Ultime meeting de Mario Monti, à Florence. Les grands partis politiques tenaient vendredi leurs dernières réunions publiques avant les élections législatives italiennes de dimanche et lundi, qui pourraient ouvrir une nouvelle période d'instabilité.

«Ne le dites pas, mais la crise est si grave que je conseille aux entrepreneurs de ne pas payer la location des machines et de privilégier le paiement des salaires des ouvriers. » Ce président de la Chambre de commerce d'une grande ville industrielle regarde les chiffres de la croissance et l'augmentation rapide du chômage, avant d'expliquer : « Les sociétés de leasing ont déjà plein de machines sur les bras et cela leur coûterait trop cher de venir en démonter d'autres et de les entreposer dans un hangar. Il vaut mieux ne pas les payer plutôt que d'être obligé de licencier du personnel qualifié. Mais ce petit jeu ne pourra pas durer longtemps. On peut encore tenir six mois, mais si la demande ne repart pas, ce sera la catastrophe. »La plupart des entrepreneurs italiens vivent désormais dans l'urgence. Depuis le début de l'année, cinq entrepreneurs du nord du pays se sont suicidés. « Nous vivons une crise sans équivalent depuis la guerre », s'alarme le constructeur Paolo Buzzetti. « Le secteur est en train de mettre la clé sous la porte. Les entreprises ne licencient pas seulement les ouvriers, mais aussi les secrétaires et même les ingénieurs. » Depuis le début de la crise, le BTP a ainsi perdu plus de 500000 emplois. « Personne n'a jamais affronté une crise de cette ampleur », confirme Maurizio Torreggiani, président de la section de Modène de la Confédération nationale des artisans. Pendant des années, ce territoire qui s'étend jusqu'à la ville de Ferrare et représente 2% du PIB italien, a accumulé les performances économiques grâce au développement de pôles industriels dans le textile, la céramique, l'agroalimentaire et la mécanique. « Il y a peu, le taux de chômage ne dépassait pas les 3%. Aujourd'hui, il est au-dessus de 8% », s'inquiète Maurizio Torreggiani.

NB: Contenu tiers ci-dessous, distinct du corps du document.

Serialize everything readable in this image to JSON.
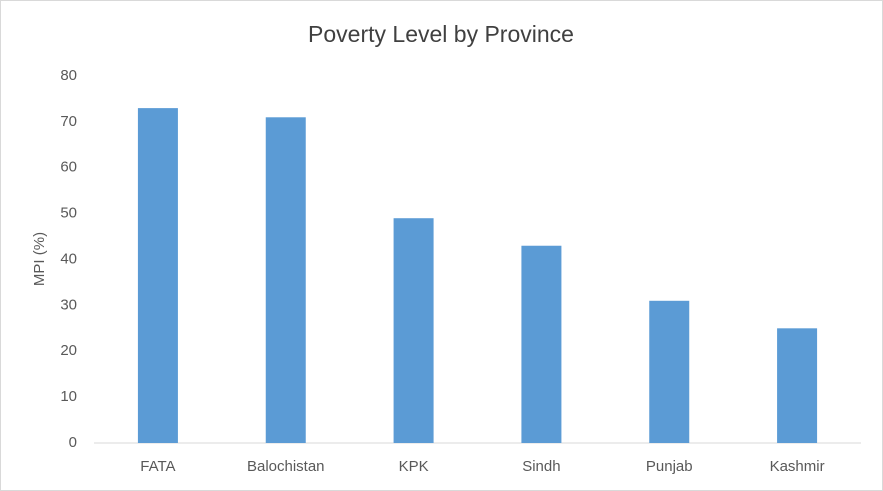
{
  "chart_data": {
    "type": "bar",
    "title": "Poverty Level by Province",
    "y_label": "MPI (%)",
    "categories": [
      "FATA",
      "Balochistan",
      "KPK",
      "Sindh",
      "Punjab",
      "Kashmir"
    ],
    "values": [
      73,
      71,
      49,
      43,
      31,
      25
    ],
    "color": "#5b9bd5",
    "ylim": [
      0,
      80
    ],
    "yticks": [
      0,
      10,
      20,
      30,
      40,
      50,
      60,
      70,
      80
    ],
    "grid": false
  }
}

Les remèdes trop sévères de Mario Monti

La cure d'austérité du gouvernement de techniciens de Mario Monti a permis de redresser les comptes publics et de calmer les marchés. Mais au prix d'une récession qui contraint nombre d'entreprises à réduire la voilure, à licencier, voire à fermer. D'autant que la pression fiscale demeure l'une des plus élevées du monde. En Italie, le taux de prélèvement global sur les sociétés atteint 68,3%, dont 22,9% d'impôts sur les sociétés et 43,4% de charges sociales. La réintroduction d'un impôt foncier très lourd à la fin de 2012 a fini par affaiblir la consommation des ménages. « Les impôts sur les habitations s'élèvent au total à 44 milliards d'euros, est-ce normal? », s'indigne Paolo Buzzetti. « Pour verser un salaire mensuel de 1500 euros à un ouvrier, il faut verser en brut 4200 euros », résume-t-il.
De manière générale, chez les petits patronaux, on reconnaît que l'assainissement des comptes est nécessaire mais on estime que la cure du « Professore » est trop drastique. « La situation a empiré avec la recherche de l'équilibre budgétaire, c'est une politique complètement erronée. C'est le témoin de l'idiotie des choix politiques effectués jusqu'ici », conclut Paolo Buzzetti. À demi-mot, certains entrepreneurs lâchent aussi que la lutte contre l'évasion fiscale, en période de crise, a aggravé la situation : « Les gens qui ont de l'argent ne le dépensent pas car ils craignent de se retrouver avec les inspecteurs du fisc sur le dos », confie Paolo Buzzetti. En 2012, l'agence de recouvrement des impôts Equitalia a régulièrement été prise à partie par des artisans et des commerçants, qui ne parvenaient plus à régler les impôts réclamés par l'État. En mars dernier, devant le siège d'Equitalia à Bologne, Giuseppe C., un petit entrepreneur, s'est installé dans sa voiture et s'est immolé par le feu.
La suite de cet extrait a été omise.